In Free Fall, named after Hito Steyerl’s essay, captures Shenfeld’s own feelings of “free fall” both with regards to the current moment, and to her growth as a composer. Originally trained as a classical guitarist, Shenfeld’s relocation to Berlin to study composition sparked a drastic expansion of her horizons and practice. Diving headfirst into the city’s punk and experimental music scenes, the composer found herself shuttling, literally and figuratively, between disparate musical worlds; from the grand Konzerthaus Berlin to hole-in-the-wall Indie venues. She elaborates: “playing in a punk band, writing together, jamming, opened something in me, allowed me to rediscover the joy and spontaneity in the process of music making. I feel like the band amplified my artistic “voice”, which the hierarchical (and patriarchal) classical music institutional environment had obscured. Through this experience I started engaging with classical music differently, bringing to it this sort of immediate, unrestrained, physical connection or sensation.” In Free Fall reconciles Shenfeld’s classical training with her uncompromising spirit, resulting in beautiful iridescent constellations of sound.

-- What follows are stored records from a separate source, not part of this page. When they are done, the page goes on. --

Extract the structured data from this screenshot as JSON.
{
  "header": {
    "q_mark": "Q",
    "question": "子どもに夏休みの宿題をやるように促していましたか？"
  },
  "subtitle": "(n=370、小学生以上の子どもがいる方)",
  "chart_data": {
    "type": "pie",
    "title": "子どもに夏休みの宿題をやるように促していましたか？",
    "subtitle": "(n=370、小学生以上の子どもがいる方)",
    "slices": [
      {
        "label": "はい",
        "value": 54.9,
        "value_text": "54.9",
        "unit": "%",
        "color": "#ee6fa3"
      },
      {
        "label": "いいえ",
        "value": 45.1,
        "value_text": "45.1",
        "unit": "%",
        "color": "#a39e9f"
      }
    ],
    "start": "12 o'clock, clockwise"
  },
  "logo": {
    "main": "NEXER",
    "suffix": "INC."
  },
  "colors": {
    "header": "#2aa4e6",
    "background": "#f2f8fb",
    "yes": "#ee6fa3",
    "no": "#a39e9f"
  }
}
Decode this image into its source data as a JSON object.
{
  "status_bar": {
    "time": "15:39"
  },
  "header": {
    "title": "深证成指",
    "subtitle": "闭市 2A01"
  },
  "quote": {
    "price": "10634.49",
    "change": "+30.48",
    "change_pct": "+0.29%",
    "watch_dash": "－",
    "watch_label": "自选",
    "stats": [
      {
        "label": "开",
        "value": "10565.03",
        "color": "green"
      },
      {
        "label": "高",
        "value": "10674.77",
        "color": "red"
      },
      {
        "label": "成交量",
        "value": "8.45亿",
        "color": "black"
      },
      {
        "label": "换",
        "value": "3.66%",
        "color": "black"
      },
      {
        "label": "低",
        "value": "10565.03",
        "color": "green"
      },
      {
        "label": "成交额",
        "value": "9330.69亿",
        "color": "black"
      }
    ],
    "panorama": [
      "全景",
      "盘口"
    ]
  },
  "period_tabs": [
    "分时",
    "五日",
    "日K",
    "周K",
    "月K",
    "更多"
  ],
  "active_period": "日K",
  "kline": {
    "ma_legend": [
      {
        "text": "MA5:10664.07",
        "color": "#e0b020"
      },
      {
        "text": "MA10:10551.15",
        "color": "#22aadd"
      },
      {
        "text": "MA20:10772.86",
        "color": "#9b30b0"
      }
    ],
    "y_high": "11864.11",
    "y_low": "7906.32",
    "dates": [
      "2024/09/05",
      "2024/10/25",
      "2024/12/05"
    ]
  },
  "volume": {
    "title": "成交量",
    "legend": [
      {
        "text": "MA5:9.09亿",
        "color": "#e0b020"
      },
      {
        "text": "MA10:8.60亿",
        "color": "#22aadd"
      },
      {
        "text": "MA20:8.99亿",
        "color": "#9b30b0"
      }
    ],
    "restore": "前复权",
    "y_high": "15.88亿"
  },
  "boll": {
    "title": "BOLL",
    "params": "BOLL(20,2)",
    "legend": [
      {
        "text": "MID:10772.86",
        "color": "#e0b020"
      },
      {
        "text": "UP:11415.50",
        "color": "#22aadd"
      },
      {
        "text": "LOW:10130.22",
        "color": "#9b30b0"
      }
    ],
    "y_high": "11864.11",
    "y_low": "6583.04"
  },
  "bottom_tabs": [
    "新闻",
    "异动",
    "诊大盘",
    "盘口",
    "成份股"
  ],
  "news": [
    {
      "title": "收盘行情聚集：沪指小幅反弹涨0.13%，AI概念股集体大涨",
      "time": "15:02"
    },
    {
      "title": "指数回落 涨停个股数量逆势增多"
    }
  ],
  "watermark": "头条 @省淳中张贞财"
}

The physical nature of sound is central to Shenfeld’s work. She elaborates: “I’ve always been taken by the way music can seemingly stretch, bend, and even break time, its ability to touch something in you, emotionally, and the fact that it’s a resolutely physical experience.” In Free Fall’s use of space and dynamics captures the distinctly three-dimensional nature of Shenfeld’s live performances and sonic installations. Opening track “Cataphora” (“Descent”), written during a residency with Caterina Barbieri, collapses the boundaries between organic and digital instruments, tape loop and sine wave thrum inseparable from live brass recorded by Kelly O'Donohue. “Voyager” bristles with rippling distortion, a direct callback to her work with punk bands. “Mountain Larkspur'', a collaboration with James Ginzburg (Emptyset) reworks ethereal choral vocals from Shenfeld’s commission for Bethanien Youth Choir, captured at rehearsals for the piece at an abandoned 1902 swimming pool in Berlin and manipulated by Shenfeld and Ginzburg into expansive ambient atmospheres. “Body, Electric”, written following a silent meditation retreat and during the first lockdown of 2020, transmutes the physical sensations of inner reflection into a classical sonata form. “Sadder Than Water”, written during the same period, offers a more contemplative counterpoint, an elegy leading into the album’s closing track “Anaphora”(“Ascent”). This last track closes the circle of works and calls back to “Cataphora” with its use of brass and delicate ascending melody.
In Free Fall is a decisive statement from a crucial new voice in contemporary music, challenging traditional structures and narratives. Returning to the essay that gives the album its name, Steyerl’s description of “free fall” equally speaks to the wonderful sensation and innovation of Shenfeld’s music: “The horizon quivers in a maze of collapsing lines and you may lose any sense of above and below, of before and after, of yourself and your boundaries... with the loss of horizon also comes the departure of a stable paradigm of orientation, which has situated concepts of subject and object, of time and space, throughout modernity. In falling, the lines of the horizon shatter, twirl around, and superimpose."